Xiaomi to Sell at Least Half Its IPO Via CDRs in Shanghai
Chinese smartphone maker Xiaomi Inc. said Thursday that at least half the shares in its planned initial public offering (IPO) will be sold through Chinese depositary receipts (CDRs) on the mainland market.
Xiaomi’s planned blockbuster IPO, which is expected to raise as much as $10 billion, will be the largest since the 2014 debut of e-commerce giant Alibaba Group Holding Ltd. The Xiaomi shares are to be split between Hong Kong and Shanghai.
Beijing-based Xiaomi said CDRs will account for at least 7% of its total shares after the IPO, according to an updated prospectus (Link in Chinese) published at the website of the China Securities Regulatory Commission. CDRs are certificates issued by banks that represent equity shares traded abroad.
Xiaomi became the first tech giant to test the waters of CDR issuance, a pilot program that allows selected tech companies to bypass legal and technical barriers to listing directly on the mainland market. Xiaomi filed a CDR application on June 7, one day after regulators issued detailed guidelines to facilitate the pilot.
Xiaomi named Citic Securities Co. as its underwriter and sponsor for the CDR issuance, according to the prospectus.
The CSRC also published Thursday a response to Xiaomi’s CDR application, asking the company to submit additional documents to clarify a series of issues regarding its business operations, including whether the company’s online content services are properly licensed, weighted voting rights arrangements, details of transactions with connected parties and other matters.

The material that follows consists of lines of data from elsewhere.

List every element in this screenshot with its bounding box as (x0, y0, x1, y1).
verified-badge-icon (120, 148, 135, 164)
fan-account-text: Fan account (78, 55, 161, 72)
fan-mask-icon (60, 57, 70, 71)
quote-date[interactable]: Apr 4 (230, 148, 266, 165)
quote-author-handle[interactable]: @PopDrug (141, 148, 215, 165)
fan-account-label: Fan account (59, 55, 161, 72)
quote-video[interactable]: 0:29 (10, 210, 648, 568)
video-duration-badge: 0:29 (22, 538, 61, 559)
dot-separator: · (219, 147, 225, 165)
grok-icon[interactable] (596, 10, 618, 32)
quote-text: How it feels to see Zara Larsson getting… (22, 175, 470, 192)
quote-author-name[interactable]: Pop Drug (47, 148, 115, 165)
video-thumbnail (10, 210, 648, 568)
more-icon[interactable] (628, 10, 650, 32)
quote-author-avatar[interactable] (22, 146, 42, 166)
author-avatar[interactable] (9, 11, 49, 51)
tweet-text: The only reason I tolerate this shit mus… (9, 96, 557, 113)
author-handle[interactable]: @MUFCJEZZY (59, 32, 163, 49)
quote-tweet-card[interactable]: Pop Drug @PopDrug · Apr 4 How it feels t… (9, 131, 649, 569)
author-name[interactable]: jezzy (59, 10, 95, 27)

Under regulatory rules, Xiaomi must respond to the inquiries within 30 days to continue the process.
Xiaomi’s IPO, which may come in early to mid-July, could value the company at $70 billion to $80 billion, but the valuation is very likely to reach $100 billion on the debut day, sources close to the company said.
Analysts at several investment banks, including JPMorgan Chase, Goldman Sachs and CLSA, valued Xiaomi between $70 billion and $94 billion ahead of the IPO. Such estimates put Xiaomi’s value at 27 to 34 times projected 2019 earnings. By comparison, Apple Inc. — the world’s most valuable company with a market capitalization of $932 billion — has a multiple of 14.5. Some market analysts argued that the Xiaomi valuations are too high.
In the updated prospectus, Xiaomi also detailed a plan to spin off its Xiaomi Finance unit by issuing 60% of Xiaomi Finance’s equity as stock incentives to CEO Lei Jun and Xiaomi Finance’s management team. Xiaomi said it expected Xiaomi Finance to repay all loans to Xiaomi and become an independent company within five years.
Xiaomi Finance’s businesses include financing services for Xiaomi’s supply chain, internet small loans, and internet insurance. By the end of the first quarter, Xiaomi Finance accounted for almost 14% of Xiaomi’s total assets, and 0.9% of its revenue. As of March 31, Xiaomi has outstanding loans to Xiaomi Finance totaling 5.4 billion yuan, according to the prospectus.
Eight-year-old Xiaomi, now the world’s No. 4 smartphone maker, booked a net loss of 7 billion yuan ($1.1 billion) during the first quarter. It posted a net loss of 43.9 billion yuan for the whole of 2017.